Italian Renaissance architects based their theories and practices on Classical Roman examples. The Renaissance revival of Classical Rome was as important in architecture as it was in literature. A pilgrimage to Rome to study the ancient buildings and ruins, especially the Colosseum and Pantheon, was considered essential to an architect's training. Classical orders and architectural elements such as columns, pilasters, pediments, entablatures, arches, and domes form the vocabulary of Renaissance buildings. Vitruvius's writings on architecture also influenced the Renaissance definition of beauty in architecture. As in the Classical world, Renaissance architecture is characterized by harmonious form, mathematical proportion, and a unit of measurement based on the human scale.
During the Renaissance, architects trained as humanists helped raise the status of their profession from skilled laborer to artist. They hoped to create structures that would appeal to both emotion and reason.
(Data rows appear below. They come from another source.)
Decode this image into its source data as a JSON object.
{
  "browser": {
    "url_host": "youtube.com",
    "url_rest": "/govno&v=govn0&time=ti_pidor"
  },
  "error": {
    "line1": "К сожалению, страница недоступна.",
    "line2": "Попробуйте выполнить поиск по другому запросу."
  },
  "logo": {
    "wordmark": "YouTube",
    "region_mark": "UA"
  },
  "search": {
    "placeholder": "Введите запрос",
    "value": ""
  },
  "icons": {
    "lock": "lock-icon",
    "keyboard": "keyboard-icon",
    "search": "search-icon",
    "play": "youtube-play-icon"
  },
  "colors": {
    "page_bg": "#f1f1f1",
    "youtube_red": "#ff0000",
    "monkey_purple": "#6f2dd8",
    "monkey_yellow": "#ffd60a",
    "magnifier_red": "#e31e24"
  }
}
Three key figures in Renaissance architecture were Filippo Brunelleschi, Leon Battista Alberti, and Andrea Palladio.
One of the great masters of the High Renaissance, who was also celebrated as a painter, sculptor, architect, engineer, and scientist was Leonardo da Vinci. His profound love of knowledge and research was the keynote of both his artistic and scientific endeavors. His innovations in the field of painting influenced the course of Italian art for more than a century after his death, and his scientific studies—particularly in the fields of anatomy, optics, and hydraulics—anticipated many of the developments of modern science.
The triumvirate of High Renaissance artists were Leonardo da Vinci, Raphael, and Michelangelo. But there were also other painters, sculptors, and architects that contributed to this magnificent moment in Renaissance Italian art.